There is a notice of Delany, DD, Chancellor of Christ Church, 1730-44, in THE CHURCH OF S. WERBURGH DUBLIN, by SC Hughes (Hodges & Figgis 1889, 104 Grafton St.; Charles W Gibbs, Printer, Dublin), pp.156 [it is hoped that it will possess some interest for the Visitors - viz, Sir Knights of the Baldwin Encampment, Bristol, attending Vestry in Comm. of Special Services, 27 Mar 1898 - as the first English in Dublin were a Bristol Colony, and as Bristol has among her own Churches one ded. to S Werburgh.]. Delany, Scholarship at TCD 1704, grad. 1706; Fellowship 1709; King’s Lect. in Div., 1722-28; Prof. of Oratory and History, 1724-32; vicar of Davidstown, 1727; in addition, rector of Derryvullen, Clogher, 1728; resigned fellowship. Chancellor of Christ Church, 1727-44; Chancellor of St patrick’s, 1730, holding his other benefices by faculty; Deanery of Down, 1744. Much information about his life and times may be gleaned from the Memoirs of Mrs Delany, a pompous relative of Lord Carteret. [Cf. ‘a pompous beadle’ who was deposed for reading the burial service, ibid., p.47.] He had a residence at Delville, Glasnevin, and having died at Bath in 1768, he was buried at the corner of the old graveyard in Glasnevin. There is an attractive bust [port.] of him in the College Library. Excellent preacher and good writer of prose and verse, one of the most brilliant of Swift’s set, ‘And thus my stock of wit decayed,/I dying leave the debt unpaid,/Unless Delany, as my heir,/Will answer for the whole arrear.’ (Swift, in lines on Stella). Further, advising Sheridan to study the goodhumour of Delany’s verse, ‘He’ll find the secret out from thence/To rhyme all day without offence.’ Referring to Delany’s slow promotion, and his own, ‘A genius in the reverend gown/Must ever keep its owner down;/’Tis an unnatural combination,/And spoils the credit of the function’. Delany wrote his fable of ‘The Pheasant and the Lark’ on the occasion of his promotion to Chancellorship by Carteret, ‘It chanced as on a day he strayed/ Beneath an Academic shade,/He liked, amid a thousand throats,/The wildness of a woodlark’s notes;/And searched, and spied, and seized his game,/And took him home, and made him tame,/Found him on trial, true and able/So cheered, and fed him at his table.’ (pp.62-63, END]

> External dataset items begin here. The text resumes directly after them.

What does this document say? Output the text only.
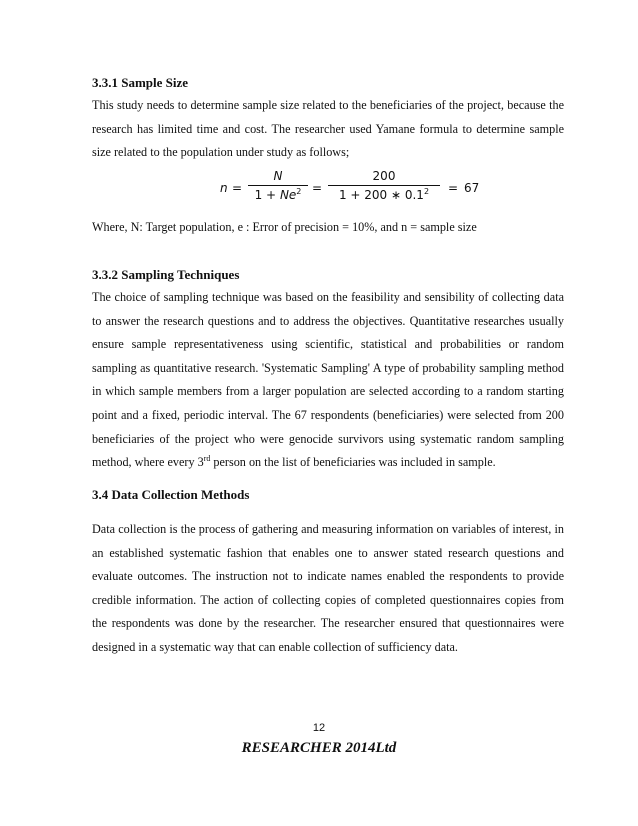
3.3.1 Sample Size

This study needs to determine sample size related to the beneficiaries of the project, because the research has limited time and cost. The researcher used Yamane formula to determine sample size related to the population under study as follows;

n =
N
$1 + Ne^2$ =
200
1 + 200 ∗ $0.1^2$	= 67

Where, N: Target population, e : Error of precision = 10%, and n = sample size

3.3.2 Sampling Techniques

The choice of sampling technique was based on the feasibility and sensibility of collecting data to answer the research questions and to address the objectives. Quantitative researches usually ensure sample representativeness using scientific, statistical and probabilities or random sampling as quantitative research. 'Systematic Sampling' A type of probability sampling method in which sample members from a larger population are selected according to a random starting point and a fixed, periodic interval. The 67 respondents (beneficiaries) were selected from 200 beneficiaries of the project who were genocide survivors using systematic random sampling method, where every 3rd person on the list of beneficiaries was included in sample.

3.4 Data Collection Methods

Data collection is the process of gathering and measuring information on variables of interest, in an established systematic fashion that enables one to answer stated research questions and evaluate outcomes. The instruction not to indicate names enabled the respondents to provide credible information. The action of collecting copies of completed questionnaires copies from the respondents was done by the researcher. The researcher ensured that questionnaires were designed in a systematic way that can enable collection of sufficiency data.

12
RESEARCHER 2014Ltd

Delany write in appreciation of Charles O’Conor’s Dissertations on its being reprinted in a revised edn. in 1766, subjoining, ‘I gladly take this occasion to assure you than no mortal has as cordial a good will to the nation or natives as I have; and I can give no better proof of it, than solemnly to declare that I wish them all as free from the chains of Rome as I am; and upon my concsicnece I know no other more beneficent either to them or you in particular. (Cited by O’Conor in letter to John Curry, 5 June 1766; see Ward & Ward, eds., Letters of Charles O’Conor, 1988, p.181.). NOTE, O’Conor later registers gratitude to George Faulkner for an introduction to the Dean of Down – that is, Delany – and others (28 Oct. 1766; ibid., p.187).